I am curious about the result of async-std.
async-std is faster than tokio, but still a lot slower than std: https://github.com/cg31/PerfectRelay/tree/master/rust_async_std
On Windows 10, i7 machine:
tokio: [264] 0.0-78.5 sec 10.0 GBytes 1.09 Gbits/sec
async-std: [268] 0.0-29.9 sec 10.0 GBytes 2.87 Gbits/se
std: [272] 0.0- 9.3 sec 10.0 GBytes 9.24 Gbits/sec
add BufReader and BufWriter will help
BufReader can be added directly
let mut ri = tokio::io::BufReader::new(ri);
let mut ro = tokio::io::BufReader::new(ro);
BufWriter need to work with poll_flush
here is my result of https://github.com/cg31/PerfectRelay/tree/master/rust_async_std
# without BufReader
[ ID] Interval Transfer Bandwidth
[ 3] 0.0-11.8 sec 10.0 GBytes 7.26 Gbits/sec
# with BufReader
[ ID] Interval Transfer Bandwidth
[ 3] 0.0- 9.2 sec 10.0 GBytes 9.34 Gbits/sec
A BufReader and also a BufWriter did the trick.

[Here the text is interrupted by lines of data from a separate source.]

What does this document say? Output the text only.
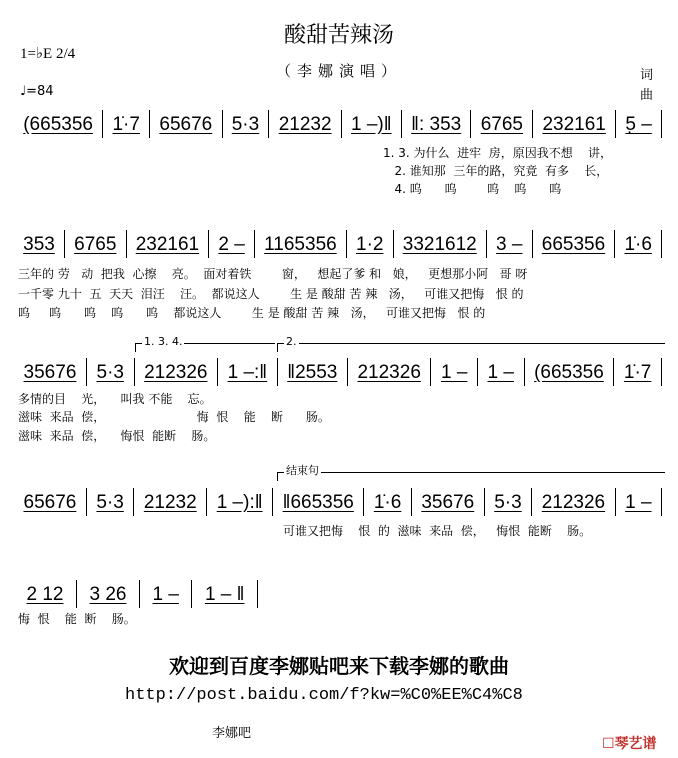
酸甜苦辣汤
（李娜演唱）
1=♭E 2/4
♩=84
词
曲
(665356	1̇·7	65676	5·3	21232	1 –)‖	‖: 353	6765	232161	5̣ –
1. 3. 为什么  进牢  房，原因我不想    讲，
2. 谁知那  三年的路，究竟  有多    长，
4. 呜      呜        呜    呜      呜
353	6765	232161	2 –	1165356	1·2	3321612	3 –	665356	1̇·6
三年的 劳   动  把我  心擦    亮。  面对着铁        窗，   想起了爹 和   娘，   更想那小阿   哥 呀
一千零 九十  五  天天  泪汪    汪。  都说这人        生 是 酸甜 苦 辣   汤，   可谁又把悔   恨 的
呜     呜      呜    呜      呜    都说这人        生 是 酸甜 苦 辣   汤，   可谁又把悔   恨 的
1. 3. 4.	2.
35676	5·3	212326	1 –:‖	‖2553	212326	1 –	1 –	(665356	1̇·7
多情的目    光，    叫我 不能    忘。
滋味  来品  偿，                        悔  恨    能    断      肠。
滋味  来品  偿，    悔恨  能断    肠。
结束句
65676	5·3	21232	1 –):‖	‖665356	1̇·6	35676	5·3	212326	1 –
可谁又把悔    恨  的  滋味  来品  偿，   悔恨  能断    肠。
2 12	3 26	1 –	1 – ‖
悔  恨    能  断    肠。
欢迎到百度李娜贴吧来下载李娜的歌曲
http://post.baidu.com/f?kw=%C0%EE%C4%C8
李娜吧
☐琴艺谱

without BufReader and BufWriter https://github.com/cg31/PerfectRelay/tree/master/rust_tokio [384] 0.0-101.1 sec 10.0 GBytes 850 Mbits/sec
only using BufReader [384] 0.0-93.3 sec 10.0 GBytes 921 Mbits/sec
using both BufReader and BufWriter https://github.com/cg31/PerfectRelay/tree/master/rust_tokio_buf [384] 0.0-30.5 sec 10.0 GBytes 2.82 Gbits/sec
I ran this test with latest release vs go-shadowsocks2 under Debian stable with chacha20-ietf-poly1305, here's the result.
shadowsocks-rust
[ 3] 0.0-21.3 sec 10.0 GBytes 4.04 Gbits/sec
[ 3] 0.0-20.9 sec 10.0 GBytes 4.12 Gbits/sec
[ 3] 0.0-21.0 sec 10.0 GBytes 4.09 Gbits/sec
go-shadowsocks2
[ 3] 0.0-12.4 sec 10.0 GBytes 6.92 Gbits/sec
[ 3] 0.0-14.0 sec 10.0 GBytes 6.14 Gbits/sec
[ 3] 0.0-13.6 sec 10.0 GBytes 6.29 Gbits/sec
Here's something interesting for RPi users.

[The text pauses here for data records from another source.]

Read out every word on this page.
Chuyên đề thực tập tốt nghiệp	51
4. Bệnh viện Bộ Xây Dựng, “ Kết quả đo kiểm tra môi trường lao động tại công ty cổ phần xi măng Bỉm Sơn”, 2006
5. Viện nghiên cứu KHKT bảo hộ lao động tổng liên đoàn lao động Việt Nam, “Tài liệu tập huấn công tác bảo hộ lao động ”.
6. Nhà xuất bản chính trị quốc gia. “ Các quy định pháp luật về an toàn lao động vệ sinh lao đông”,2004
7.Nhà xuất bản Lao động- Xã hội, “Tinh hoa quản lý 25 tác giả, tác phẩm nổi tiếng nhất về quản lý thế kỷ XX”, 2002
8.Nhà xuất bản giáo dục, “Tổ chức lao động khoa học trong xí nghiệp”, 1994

I tested shadowsocks-rust and go-shadowsocks2 under RPi4.
shadowsocks-rust server + go-shadowsocks2 client
[ 3] 0.0-283.5 sec 5.60 GBytes 170 Mbits/sec
[ 3] 0.0-50.5 sec 1.00 GBytes 170 Mbits/sec
go-shadowsocks2 server + go-shadowsocks2 client
[ 3] 0.0-52.0 sec 1.00 GBytes 165 Mbits/sec
[ 3] 0.0-51.8 sec 1.00 GBytes 166 Mbits/sec
shadowsocks-rust server + shadowsocks-rust client
[ 3] 0.0-13.4 sec 1.00 GBytes 641 Mbits/sec
[ 3] 0.0-13.8 sec 1.00 GBytes 625 Mbits/sec
[ 3] 0.0-13.5 sec 1.00 GBytes 635 Mbits/sec
@zonyitoo shall we keep this issue open and pin it for discussing performance and for people to post benchmark results?

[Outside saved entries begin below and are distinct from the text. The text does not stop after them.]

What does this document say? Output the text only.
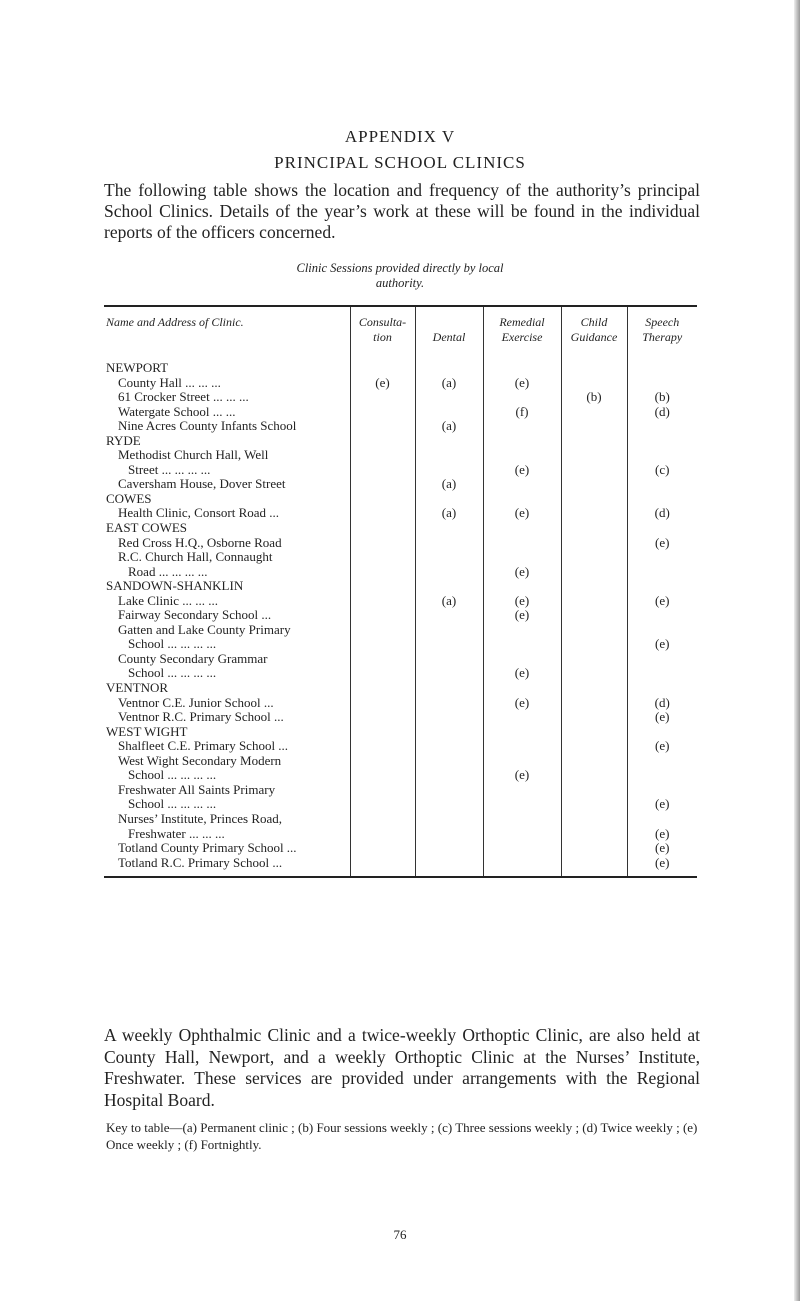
APPENDIX V
PRINCIPAL SCHOOL CLINICS
The following table shows the location and frequency of the authority’s principal School Clinics. Details of the year’s work at these will be found in the individual reports of the officers concerned.
Clinic Sessions provided directly by local
authority.
Name and Address of Clinic.	Consulta-tion	Dental	Remedial Exercise	Child Guidance	Speech Therapy
NEWPORT					
County Hall ... ... ...	(e)	(a)	(e)		
61 Crocker Street ... ... ...				(b)	(b)
Watergate School ... ...			(f)		(d)
Nine Acres County Infants School		(a)			
RYDE					
Methodist Church Hall, Well					
Street ... ... ... ...			(e)		(c)
Caversham House, Dover Street		(a)			
COWES					
Health Clinic, Consort Road ...		(a)	(e)		(d)
EAST COWES					
Red Cross H.Q., Osborne Road					(e)
R.C. Church Hall, Connaught					
Road ... ... ... ...			(e)		
SANDOWN-SHANKLIN					
Lake Clinic ... ... ...		(a)	(e)		(e)
Fairway Secondary School ...			(e)		
Gatten and Lake County Primary					
School ... ... ... ...					(e)
County Secondary Grammar					
School ... ... ... ...			(e)		
VENTNOR					
Ventnor C.E. Junior School ...			(e)		(d)
Ventnor R.C. Primary School ...					(e)
WEST WIGHT					
Shalfleet C.E. Primary School ...					(e)
West Wight Secondary Modern					
School ... ... ... ...			(e)		
Freshwater All Saints Primary					
School ... ... ... ...					(e)
Nurses’ Institute, Princes Road,					
Freshwater ... ... ...					(e)
Totland County Primary School ...					(e)
Totland R.C. Primary School ...					(e)
A weekly Ophthalmic Clinic and a twice-weekly Orthoptic Clinic, are also held at County Hall, Newport, and a weekly Orthoptic Clinic at the Nurses’ Institute, Freshwater. These services are provided under arrangements with the Regional Hospital Board.
Key to table—(a) Permanent clinic ; (b) Four sessions weekly ; (c) Three sessions weekly ; (d) Twice weekly ; (e) Once weekly ; (f) Fortnightly.
76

So your data result is: on x86_64 platform, ss-rust 4GiB/sec slower than ss-go2 6GiB/sec, but on RPi (ARM), ss-rust is faster.
We can first enable some general optimization options, such as using jemallocator and tokio's parking_lot feature.
jemalloc may increase binary size, which is not good for embedded environments.
we don't need to enable it by default, and at least on desktop and server we don't need to worry about binary size.